Temperature is one of the main factors affecting aflatoxin (AF) biosynthesis in Aspergillus flavus. Previous studies showed that AF biosynthesis is elevated in A. flavus at temperatures between 28°C-30°C, while it is inhibited at temperatures above 30°C. However, little is known about the metabolic mechanism underlying temperature-regulated AF biosynthesis. In this study, we integrated metabolomic and lipidomic analyses to investigate the endogenous metabolism of A. flavus across 6 days of mycelia growth at 28°C (optimal AF production) and 37°C (no AF production). Results showed that both metabolite and lipid profiles were significantly altered at different temperatures. In particular, metabolites involved in carbohydrate and amino acid metabolism were up-regulated at 37°C on the second day but down-regulated from days three to six. Moreover, lipidomics and targeted fatty acids analyses of mycelia samples revealed a distinct pattern of lipid species and free fatty acids desaturation. High degrees of polyunsaturation of most lipid species at 28°C were positively correlated with AF production. These results provide new insights into the underlying metabolic changes in A. flavus under temperature stress.

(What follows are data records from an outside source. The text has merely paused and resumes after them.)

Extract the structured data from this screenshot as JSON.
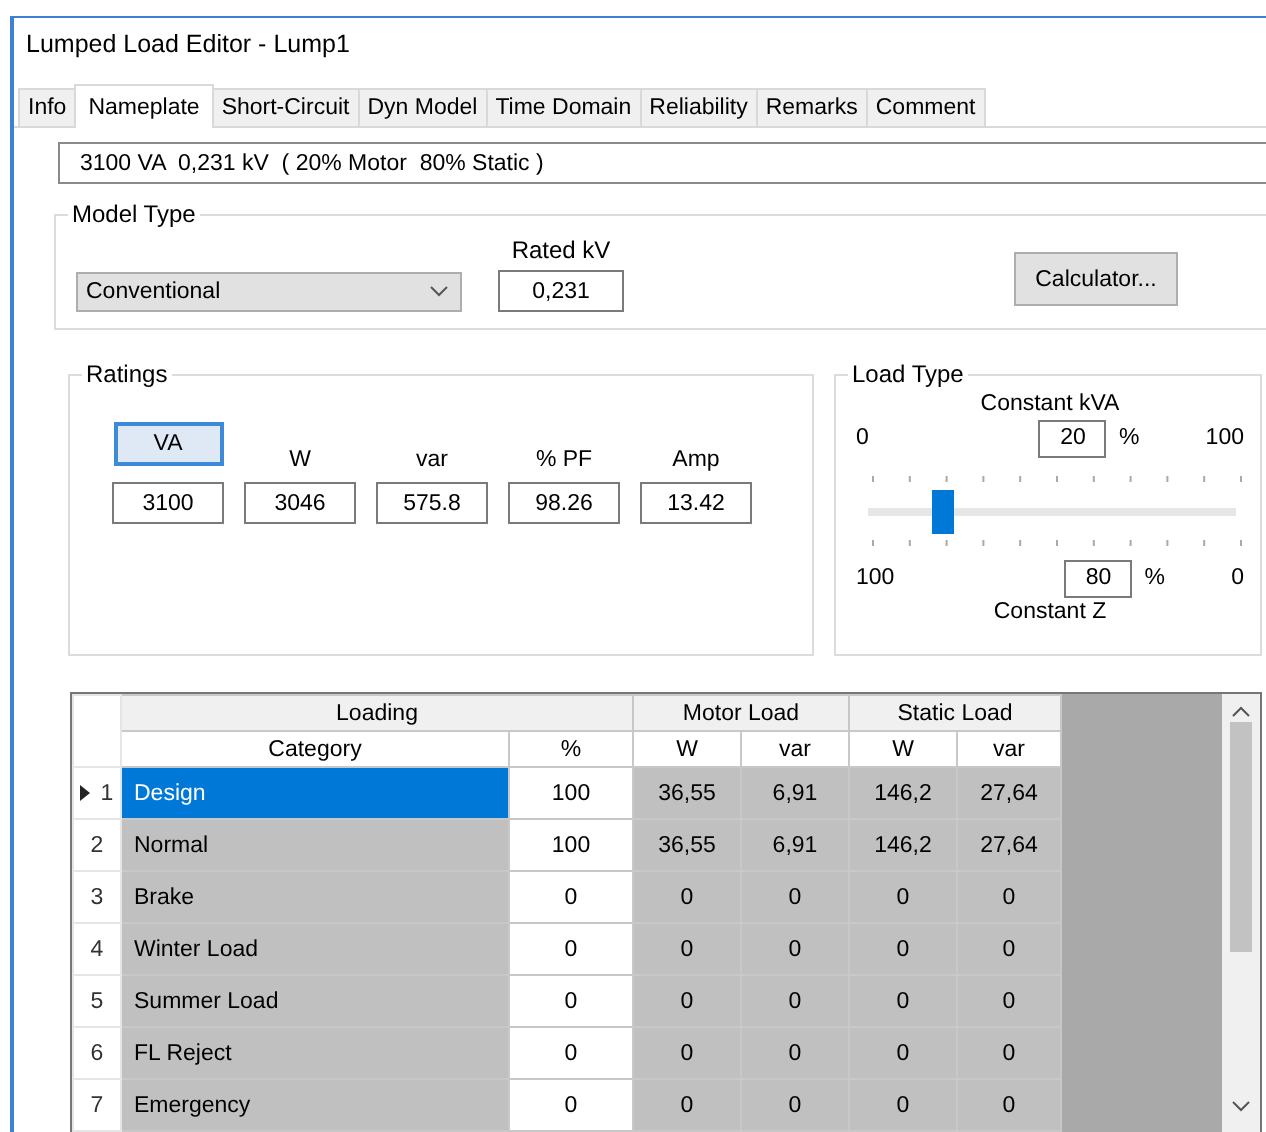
{
  "window": {
    "title": "Lumped Load Editor - Lump1"
  },
  "tabs": [
    {
      "label": "Info",
      "selected": false
    },
    {
      "label": "Nameplate",
      "selected": true
    },
    {
      "label": "Short-Circuit",
      "selected": false
    },
    {
      "label": "Dyn Model",
      "selected": false
    },
    {
      "label": "Time Domain",
      "selected": false
    },
    {
      "label": "Reliability",
      "selected": false
    },
    {
      "label": "Remarks",
      "selected": false
    },
    {
      "label": "Comment",
      "selected": false
    }
  ],
  "summary": {
    "value": "3100 VA  0,231 kV  ( 20% Motor  80% Static )"
  },
  "model_type": {
    "title": "Model Type",
    "dropdown": {
      "value": "Conventional"
    },
    "rated_kv": {
      "label": "Rated kV",
      "value": "0,231"
    },
    "calculator_button": "Calculator..."
  },
  "ratings": {
    "title": "Ratings",
    "columns": [
      {
        "label": "VA",
        "kind": "button",
        "selected": true,
        "value": "3100"
      },
      {
        "label": "W",
        "kind": "label",
        "value": "3046"
      },
      {
        "label": "var",
        "kind": "label",
        "value": "575.8"
      },
      {
        "label": "% PF",
        "kind": "label",
        "value": "98.26"
      },
      {
        "label": "Amp",
        "kind": "label",
        "value": "13.42"
      }
    ]
  },
  "load_type": {
    "title": "Load Type",
    "top": {
      "label": "Constant kVA",
      "min": "0",
      "value": "20",
      "unit": "%",
      "max": "100"
    },
    "slider": {
      "level": 0.2
    },
    "bottom": {
      "label": "Constant Z",
      "min": "100",
      "value": "80",
      "unit": "%",
      "max": "0"
    }
  },
  "grid": {
    "column_groups": [
      {
        "label": "Loading",
        "columns": [
          "Category",
          "%"
        ]
      },
      {
        "label": "Motor Load",
        "columns": [
          "W",
          "var"
        ]
      },
      {
        "label": "Static Load",
        "columns": [
          "W",
          "var"
        ]
      }
    ],
    "rows": [
      {
        "number": "1",
        "selected": true,
        "cells": [
          "Design",
          "100",
          "36,55",
          "6,91",
          "146,2",
          "27,64"
        ]
      },
      {
        "number": "2",
        "selected": false,
        "cells": [
          "Normal",
          "100",
          "36,55",
          "6,91",
          "146,2",
          "27,64"
        ]
      },
      {
        "number": "3",
        "selected": false,
        "cells": [
          "Brake",
          "0",
          "0",
          "0",
          "0",
          "0"
        ]
      },
      {
        "number": "4",
        "selected": false,
        "cells": [
          "Winter Load",
          "0",
          "0",
          "0",
          "0",
          "0"
        ]
      },
      {
        "number": "5",
        "selected": false,
        "cells": [
          "Summer Load",
          "0",
          "0",
          "0",
          "0",
          "0"
        ]
      },
      {
        "number": "6",
        "selected": false,
        "cells": [
          "FL Reject",
          "0",
          "0",
          "0",
          "0",
          "0"
        ]
      },
      {
        "number": "7",
        "selected": false,
        "cells": [
          "Emergency",
          "0",
          "0",
          "0",
          "0",
          "0"
        ]
      }
    ]
  }
}
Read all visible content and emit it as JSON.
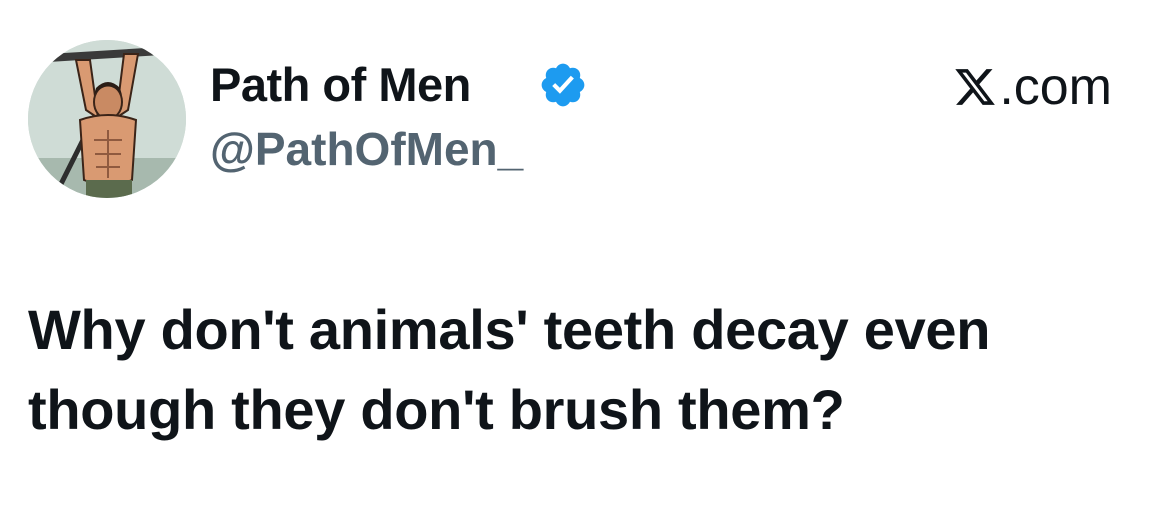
{
  "author": {
    "display_name": "Path of Men",
    "handle": "@PathOfMen_",
    "verified_icon": "verified-badge-icon",
    "avatar_icon": "avatar-comic-man-illustration"
  },
  "source": {
    "logo_icon": "x-logo-icon",
    "label": ".com"
  },
  "tweet": {
    "text": "Why don't animals' teeth decay even though they don't brush them?"
  },
  "colors": {
    "text": "#0f1419",
    "handle": "#536471",
    "verified": "#1d9bf0",
    "background": "#ffffff"
  }
}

Keywords: Aspergillus flavus; aflatoxins; lipidomics; metabolomics; temperature.

Figure 1

The physiological effect of temperature on Aspergillus flavus. (A) Mycelia phenotypes after 3 days of incubation and mycelia dry weight over 6 days. (B) Glucose and NH4⁺ contents in GMS media across 6 days. (C) The contents of AFs and kojic acid in GMS media across 6 days.

Figure 2

Multivariate statistical analysis of metabolomic data from A. flavus. (A) The classification and proportion of identified metabolites in A. flavus were obtained using GC–MS. (B) OPLS-DA score plots of GC–MS data for the T28 and T37 mycelia samples collected on the 2^nd to 6^th days. (C) Heat map showing Log₂FC values for 50 metabolites differentially accumulated between T28 and T37 mycelia samples growth from the 2^nd to 6^th days. The relative abundance of each metabolite was normalized to the mean value from the T28 samples on different days.

Figure 3

Pathway analysis and meta-analysis between the T28 and T37 mycelia samples. (A) Enrichment analysis and pathway meta-analysis of differentially accumulated primary metabolites. The enriched pathways were ranked using the pathway-level p-values (Meta.p). (B) An overview of metabolites involved in primary metabolism, showing the differences in metabolite levels among the T28-2d and T37-2d samples. (C) The relative content curves of primary metabolites. Significance was determined by the t-test. ^*p < 0.05, ^**p < 0.01, ^***p < 0.001, ^****p < 0.0001.

Figure 4

Multivariate statistical analysis of lipidomic data from A. flavus. (A) Bar diagrams showing the number of peaks detected and lipids identified by LC–MS both in the positive and negative ion modes. (B) The number of identified lipid species in different classes. (C) OPLS-DA score plots of lipidome in mycelia samples detected by LC–MS in the positive ion mode. (D) OPLS-DA score plots of lipidome in mycelia samples detected by LC–MS in the negative ion mode. (E) Heat map showing Log₂FC values for 58 lipids differentially accumulated between the T28 and T37 mycelia samples.

Figure 5

Effects of temperature on the contents of fatty acids and the fatty acid metabolism-related genes expression. (A) The relative contents of fatty acids quantified by GC–MS. Significance was determined by the t-test. ^*p < 0.05, ^**p < 0.01, ^***p < 0.001, ^****p < 0.0001. (B) the Log₂FC of gene expression levels of fatty acid desaturases as measured via qRT-PCR.